Langenthals Captain kommt mit zwei Minuten davon, Ajoies Zaubercenter kassiert vier plus zehn Minuten. Er muss beim Stande von 5:2 die Strafbank aufsuchen und als er 14 Minuten später zurückkehrt, steht es nur noch 6:5. Er kassiert erneute eine Strafe und dieser Ausschluss führt zum 6:6. Er findet nicht mehr zurück ins Spiel. Die bange Frage: Haben ihm die Langenthaler den Nerv gezogen?
Langenthal hat mit Härte, mit Checks, mit Provokationen und mit direktem Zug zum Tor den Gegner zermürbt. Torhüter Eilen Raupe wurde mit Schüssen nur so eingedeckt und die robusten SCL-Stürmer sind viel zu oft vor den Verteidigern an die Abpraller herangekommen. Der «SCB der NLB» erzwingt fünf Tore (inklusive Siegestreffer) ohne Beteiligung der ersten Linie und der Ausländer. Für die NLB eine bemerkenswerte Ausgeglichenheit.
Der Riese Arnaud Montandon (193 cm/98 kg), für die NLA zu wenig schnell, personifiziert mit seiner Wucht die physische Überlegenheit des Qualifikationssiegers. Der Bub der Legende Gil Montandon trifft in der Verlängerung zum 7:6. Dieses Langenthal kann an einem guten Abend auch die SCRJ Lakers, La Chaux-de-Fonds und – sollte es soweit kommen – Ambri zermürben.

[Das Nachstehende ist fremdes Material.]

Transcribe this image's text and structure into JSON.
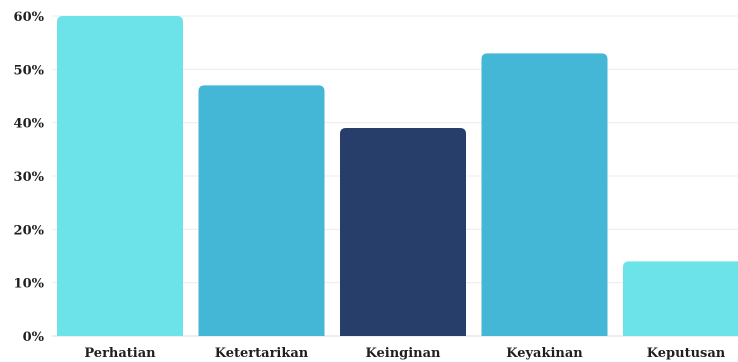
{
  "chart_data": {
    "type": "bar",
    "categories": [
      "Perhatian",
      "Ketertarikan",
      "Keinginan",
      "Keyakinan",
      "Keputusan"
    ],
    "values": [
      60,
      47,
      39,
      53,
      14
    ],
    "colors": [
      "#6ce3e8",
      "#44b6d6",
      "#273e6b",
      "#44b6d6",
      "#6ce3e8"
    ],
    "y_ticks": [
      "0%",
      "10%",
      "20%",
      "30%",
      "40%",
      "50%",
      "60%"
    ],
    "ylim": [
      0,
      60
    ],
    "grid": true,
    "title": "",
    "xlabel": "",
    "ylabel": ""
  }
}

Keine Frage: Mit dem Ausschluss von Philip-Michaël Devos ist Ajoies offensives Stromnetz zusammengebrochen. «Das war die Entscheidung», wird Trainer Gary Sheehan hinterher sagen. «Langenthal wurde nach dem 2:0 leichtsinnig und verlor die Disziplin. Wir profitierten davon – und liessen uns dann nach dem 2:5 provozieren und von unserer Linie abbringen. Devos hat gegen Tschannen die Handschuhe fallen lassen und das hat ihm letztlich den Zehn-Minuten-Ausschluss beschert. Er sagte mir, er habe sich nur schützen wollen, er habe auf einmal Tschannens Faust gesehen und demnach haben die Schiedsrichter nicht gesehen, dass auch sein Gegenspieler die Handschuhe ausgezogen hatte.»
Wir sehen: Es hat gerockt und gerollt. 13 Tore, spielerische Highlights und auch das «Böse», von den sehr guten Schiedsrichtern im Rahmen der Reglemente gehalten, ist nicht zu kurz gekommen.
Ambri sollte zu den Hockeygöttern beten, dass es Ajoies gefallenen «weissen Hockeyengeln» irgendwie gelingt, wieder aufzustehen, mit Schnelligkeit die robusten Langenthaler doch noch durcheinanderzuwirbeln, ins Finale zu kommen, dort La Chaux-de-Fonds oder Rappi davonzufliegen und NLB-Meister zu werden. Damit die Ligaqualifikation wie im Vorjahr entfällt. Denn sonst fällt Ambri.